One of Therriault’s favourite moments in Grand Hotel, set in the late 1920s, comes when the ailing Kringelein cuts it up on the dance floor in an exhilarating musical number.
“Kringelein is interesting because he’s the one person in the show who knows his end is approaching — yet he’s also the happiest,” Therriault says. Shaping and defining a character fascinates him.
He arrived at the festival last year when its new artistic director, Tim Carroll, starred him in the vintage musical, Me and My Girl.
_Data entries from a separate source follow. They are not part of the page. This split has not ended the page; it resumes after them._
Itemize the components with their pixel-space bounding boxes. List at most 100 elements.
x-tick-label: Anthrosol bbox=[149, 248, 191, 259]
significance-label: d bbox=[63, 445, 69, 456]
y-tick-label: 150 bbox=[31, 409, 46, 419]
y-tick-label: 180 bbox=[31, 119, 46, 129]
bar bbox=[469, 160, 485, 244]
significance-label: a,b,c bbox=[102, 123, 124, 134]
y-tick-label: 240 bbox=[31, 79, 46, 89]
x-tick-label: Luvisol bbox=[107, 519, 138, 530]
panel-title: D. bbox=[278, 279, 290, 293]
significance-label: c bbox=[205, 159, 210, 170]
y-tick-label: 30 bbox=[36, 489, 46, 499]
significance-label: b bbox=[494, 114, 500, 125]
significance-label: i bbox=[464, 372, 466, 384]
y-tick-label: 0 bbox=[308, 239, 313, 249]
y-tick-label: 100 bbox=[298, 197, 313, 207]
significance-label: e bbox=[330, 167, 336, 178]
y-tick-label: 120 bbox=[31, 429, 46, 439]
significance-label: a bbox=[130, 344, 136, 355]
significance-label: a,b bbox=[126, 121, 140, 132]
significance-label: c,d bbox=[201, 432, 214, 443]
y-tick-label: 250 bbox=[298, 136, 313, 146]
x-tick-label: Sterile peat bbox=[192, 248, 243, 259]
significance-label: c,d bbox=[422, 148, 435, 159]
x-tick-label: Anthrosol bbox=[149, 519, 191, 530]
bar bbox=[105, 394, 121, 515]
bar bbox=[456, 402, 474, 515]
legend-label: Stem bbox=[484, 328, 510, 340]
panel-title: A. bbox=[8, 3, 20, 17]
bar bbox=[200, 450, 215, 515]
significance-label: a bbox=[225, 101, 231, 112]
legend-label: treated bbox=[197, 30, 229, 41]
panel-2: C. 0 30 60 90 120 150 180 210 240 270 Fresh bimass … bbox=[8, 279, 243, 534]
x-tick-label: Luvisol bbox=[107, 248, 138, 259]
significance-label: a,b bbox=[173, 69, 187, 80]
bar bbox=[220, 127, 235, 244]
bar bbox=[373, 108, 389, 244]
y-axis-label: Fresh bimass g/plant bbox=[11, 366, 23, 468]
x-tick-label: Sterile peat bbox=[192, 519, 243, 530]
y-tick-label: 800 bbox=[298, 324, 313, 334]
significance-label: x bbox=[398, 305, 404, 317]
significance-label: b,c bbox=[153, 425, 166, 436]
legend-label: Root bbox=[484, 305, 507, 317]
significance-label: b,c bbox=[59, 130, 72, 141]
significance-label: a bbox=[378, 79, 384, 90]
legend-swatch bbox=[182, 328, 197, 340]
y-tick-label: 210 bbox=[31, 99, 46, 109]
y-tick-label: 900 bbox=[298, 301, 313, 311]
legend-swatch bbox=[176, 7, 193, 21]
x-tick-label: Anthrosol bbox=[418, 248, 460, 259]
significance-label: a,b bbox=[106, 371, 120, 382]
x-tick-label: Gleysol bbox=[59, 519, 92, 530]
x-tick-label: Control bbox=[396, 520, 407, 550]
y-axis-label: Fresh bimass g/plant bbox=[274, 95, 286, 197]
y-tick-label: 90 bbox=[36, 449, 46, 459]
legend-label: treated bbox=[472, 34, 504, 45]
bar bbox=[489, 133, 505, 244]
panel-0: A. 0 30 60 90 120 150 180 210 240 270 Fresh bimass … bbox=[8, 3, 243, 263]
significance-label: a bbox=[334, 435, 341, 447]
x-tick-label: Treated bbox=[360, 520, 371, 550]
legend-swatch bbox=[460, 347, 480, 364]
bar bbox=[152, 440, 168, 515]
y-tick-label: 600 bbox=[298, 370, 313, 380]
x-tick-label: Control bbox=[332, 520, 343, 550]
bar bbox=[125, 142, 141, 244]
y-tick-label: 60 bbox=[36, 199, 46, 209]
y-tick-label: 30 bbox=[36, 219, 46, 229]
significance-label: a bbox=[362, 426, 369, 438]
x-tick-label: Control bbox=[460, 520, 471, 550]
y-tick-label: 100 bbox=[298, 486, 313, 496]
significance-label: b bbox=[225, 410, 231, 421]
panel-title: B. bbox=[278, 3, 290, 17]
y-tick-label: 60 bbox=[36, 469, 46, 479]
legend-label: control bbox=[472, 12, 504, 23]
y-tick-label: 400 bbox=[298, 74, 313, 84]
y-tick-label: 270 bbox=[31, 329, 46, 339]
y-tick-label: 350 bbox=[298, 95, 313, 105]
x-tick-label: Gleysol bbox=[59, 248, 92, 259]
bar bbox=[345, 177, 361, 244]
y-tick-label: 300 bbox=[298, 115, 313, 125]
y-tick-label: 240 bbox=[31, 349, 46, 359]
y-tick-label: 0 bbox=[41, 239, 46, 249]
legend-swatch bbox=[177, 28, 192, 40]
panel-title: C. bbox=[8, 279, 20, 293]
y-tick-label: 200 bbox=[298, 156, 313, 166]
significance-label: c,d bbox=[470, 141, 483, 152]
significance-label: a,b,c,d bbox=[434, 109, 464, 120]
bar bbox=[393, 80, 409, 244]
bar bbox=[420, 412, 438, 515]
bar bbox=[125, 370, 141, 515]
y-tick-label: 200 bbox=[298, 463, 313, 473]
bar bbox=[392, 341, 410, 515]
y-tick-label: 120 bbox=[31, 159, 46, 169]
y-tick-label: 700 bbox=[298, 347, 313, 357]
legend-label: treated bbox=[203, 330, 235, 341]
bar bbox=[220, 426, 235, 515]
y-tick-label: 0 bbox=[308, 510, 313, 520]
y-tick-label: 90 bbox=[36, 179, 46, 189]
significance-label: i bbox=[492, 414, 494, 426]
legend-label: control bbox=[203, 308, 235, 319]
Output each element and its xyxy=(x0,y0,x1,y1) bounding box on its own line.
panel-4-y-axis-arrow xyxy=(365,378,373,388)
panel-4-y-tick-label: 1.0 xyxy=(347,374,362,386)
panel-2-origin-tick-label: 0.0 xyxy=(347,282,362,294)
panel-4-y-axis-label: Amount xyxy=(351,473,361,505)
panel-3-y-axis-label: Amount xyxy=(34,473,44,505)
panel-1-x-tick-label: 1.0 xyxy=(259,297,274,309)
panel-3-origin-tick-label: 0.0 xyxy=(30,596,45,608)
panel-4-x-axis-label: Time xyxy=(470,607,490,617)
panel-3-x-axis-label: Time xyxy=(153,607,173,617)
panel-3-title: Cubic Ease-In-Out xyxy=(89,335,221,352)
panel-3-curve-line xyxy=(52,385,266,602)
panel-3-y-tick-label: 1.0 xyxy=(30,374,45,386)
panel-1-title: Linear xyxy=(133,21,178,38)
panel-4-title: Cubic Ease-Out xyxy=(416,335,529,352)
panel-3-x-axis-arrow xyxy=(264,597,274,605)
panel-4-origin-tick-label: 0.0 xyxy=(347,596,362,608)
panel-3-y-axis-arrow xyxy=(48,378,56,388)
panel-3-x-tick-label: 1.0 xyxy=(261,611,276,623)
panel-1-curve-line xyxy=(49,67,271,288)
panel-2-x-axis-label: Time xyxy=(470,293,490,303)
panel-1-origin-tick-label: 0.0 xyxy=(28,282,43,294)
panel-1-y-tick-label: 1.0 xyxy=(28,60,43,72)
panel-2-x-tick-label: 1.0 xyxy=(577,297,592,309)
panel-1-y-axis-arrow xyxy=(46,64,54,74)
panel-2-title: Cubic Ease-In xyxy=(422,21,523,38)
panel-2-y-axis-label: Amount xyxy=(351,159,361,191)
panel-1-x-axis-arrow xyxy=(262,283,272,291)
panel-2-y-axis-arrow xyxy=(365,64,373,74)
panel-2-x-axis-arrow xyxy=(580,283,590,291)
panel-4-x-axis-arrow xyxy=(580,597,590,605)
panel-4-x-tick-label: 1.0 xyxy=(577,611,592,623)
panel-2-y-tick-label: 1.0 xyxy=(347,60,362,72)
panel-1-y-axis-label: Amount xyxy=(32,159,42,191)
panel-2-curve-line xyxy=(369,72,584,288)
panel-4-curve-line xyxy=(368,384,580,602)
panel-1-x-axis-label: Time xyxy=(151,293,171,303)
Therriault tap-danced his way into the hearts of audiences with his exuberant performance as an uninhibited Cockney who discovers he’s a member of the aristocracy and heir to a vast estate.
He’s amused by the fact that 24 hours before starting rehearsals for Me and My Girl, he was in Winnipeg working on Cult of Chucky, the latest film in Universal’s lucrative horror franchise about a diabolical doll. Such, he says, is the eclectic life of an actor for hire in Canada.
But he’s fallen in love with the Shaw Festival which draws up to a to a quarter of a million theatregoers annually.
“It’s an amazing company,” says Therriault, who’s also appearing this season in C.S. Lewis’s The Magician’s Nephew.
A big attraction is its sense of community.
“When I did Fiddler in New York, I was so excited to be on Broadway and then surprised how lonely I was. People didn’t hang out. They did the show, got on the train and went home. And in London, the community is so large that you can work with somebody and never see them again.”
Canada is different.
“Our Canadian theatre community is so small that everybody knows everybody. And in a rep situation like the Shaw, it’s like working in a little village. There’s all this creative energy in one tiny hub, all these creative people contained in one area for nine months.”
Still, he treasures his time in London appearing in Lord of the Rings at the historic Theatre Royal, Drury Lane. Critics may have been divided on the show itself, but not on Therriault’s spectacular performance.
Night after night, Therriault would have to conquer his fear of heights. As Gollum he was frequently 30 metres up and upside down.
“It’s hyperventilation central,” he says, looking back. Worst of all was hanging motionless above the audience during intermission. “The harness was really tiny because they wanted it to look invisible so it feels with every minute that you’re going to be let go.”
Therriault admits he’s a chronic workaholic.
“I get emotional about it, but I really like doing this for a living. So many other people want to do this and never get the opportunity,” he says. “I don’t ever want to retire. I want to work until I drop. That would be the dream.”
But there’s one thing he has to come clean about: “I’m still terrified of heights!”